At the same time, a report released today by the sexual health organisation Brook alleges that these organisations are misleading women up and down the country, including in schools and prisons.
These organisations have useful and official-sounding names, such as the Central London Women's Centre and CareConfidential. The latter is even linked to on the NHS's official website page on abortion. At first glance they look like any other medical centre.
The information they provide, however, doesn't meet the standards we expect from NHS-approved medical advice providers. Many are telling women there is a link between abortion and infertility. The Royal College of Obstetricians and Gynaecologists says there is no evidence of such a link for legal abortion. The risks are real but only for women who have illegal, "backstreet" abortions. The conclusion we should draw is the urgent need to end these unsafe practices by legalising abortion in Northern Ireland and around the world.
They also report a link – refuted by the RCOG, Breakthrough Breast Cancer and Cancer Research UK – between abortion and breast cancer. Almost a third of the centres investigated by Brook were authoritatively talking about "post-abortion syndrome", a disorder not recognised by any medical body. In fact, the most common reaction to abortion is, unsurprisingly, relief.
Most bizarrely of all, the Telegraph reported that two counsellors visited by its reporters were making the completely unfounded and sickening claim that having an abortion could turn a woman into a child sex abuser.
What all this cynical scaremongering fails to take into account is that abortion is not something that women choose because it matches their handbag.
Women don't visit these centres before deciding to have unsafe sex. Condoms don't visit these centres before they decide whether or not to split. Antibiotics don't wander in asking if they should interact with the contraceptive pill. Rapists aren't queued up outside flicking through sexual health literature.
These women are already experiencing crisis pregnancy. The alternative to abortion is carrying the pregnancy to term and delivering it. And that does have direct links to physical and mental health risks, including infections, physical damage and postnatal depression. There's also the risk of being a parent when you don't want to be, and there's no getting round the fact that that can make a complete mess of your whole life.

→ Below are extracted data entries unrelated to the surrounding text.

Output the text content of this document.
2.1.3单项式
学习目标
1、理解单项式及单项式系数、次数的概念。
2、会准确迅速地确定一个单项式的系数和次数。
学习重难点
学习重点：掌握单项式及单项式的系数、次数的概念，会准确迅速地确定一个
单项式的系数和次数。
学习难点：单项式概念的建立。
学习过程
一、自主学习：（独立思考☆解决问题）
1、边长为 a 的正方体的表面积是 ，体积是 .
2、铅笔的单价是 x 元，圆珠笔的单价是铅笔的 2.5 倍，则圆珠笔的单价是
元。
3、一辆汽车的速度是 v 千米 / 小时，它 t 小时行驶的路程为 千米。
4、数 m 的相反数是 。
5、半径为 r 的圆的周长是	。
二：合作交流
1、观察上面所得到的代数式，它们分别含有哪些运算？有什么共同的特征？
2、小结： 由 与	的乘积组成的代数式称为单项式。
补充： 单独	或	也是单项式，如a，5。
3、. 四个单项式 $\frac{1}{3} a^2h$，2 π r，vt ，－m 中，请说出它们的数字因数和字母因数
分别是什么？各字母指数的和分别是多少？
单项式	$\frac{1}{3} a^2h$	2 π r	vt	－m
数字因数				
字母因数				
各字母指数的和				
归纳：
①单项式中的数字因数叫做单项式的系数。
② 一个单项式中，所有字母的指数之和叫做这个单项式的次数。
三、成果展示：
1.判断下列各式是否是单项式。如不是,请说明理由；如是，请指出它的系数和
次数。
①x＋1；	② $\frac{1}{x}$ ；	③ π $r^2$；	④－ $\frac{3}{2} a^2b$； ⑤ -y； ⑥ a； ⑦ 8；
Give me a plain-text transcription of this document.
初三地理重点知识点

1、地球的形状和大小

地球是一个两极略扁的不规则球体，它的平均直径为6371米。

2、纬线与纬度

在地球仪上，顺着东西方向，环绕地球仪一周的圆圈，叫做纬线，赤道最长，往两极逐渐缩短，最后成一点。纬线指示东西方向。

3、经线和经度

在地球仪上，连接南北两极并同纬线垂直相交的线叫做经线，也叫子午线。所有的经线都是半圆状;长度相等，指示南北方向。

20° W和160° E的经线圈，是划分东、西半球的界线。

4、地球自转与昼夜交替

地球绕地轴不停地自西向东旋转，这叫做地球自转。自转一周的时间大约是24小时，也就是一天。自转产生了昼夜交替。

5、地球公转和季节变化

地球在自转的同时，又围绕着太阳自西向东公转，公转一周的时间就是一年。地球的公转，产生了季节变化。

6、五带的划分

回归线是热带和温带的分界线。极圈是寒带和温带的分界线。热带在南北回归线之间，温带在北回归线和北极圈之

Those clinics deliberately passing off lies and horror stories as medical fact need to be closed down. Those that remain need clear signage on their doors, websites and literature stating that they are anti-abortion organisations and that their advice should be taken, if at all, with that in mind. The NHS needs to keep its distance and ensure women are not being referred to these centres.
And one more thing. We need to do better with sex education. We need a major overhaul of the current decade-old set-up to create something comprehensive, fact-based and compulsory that reaches young women, and men, before this sort of crisis ever does.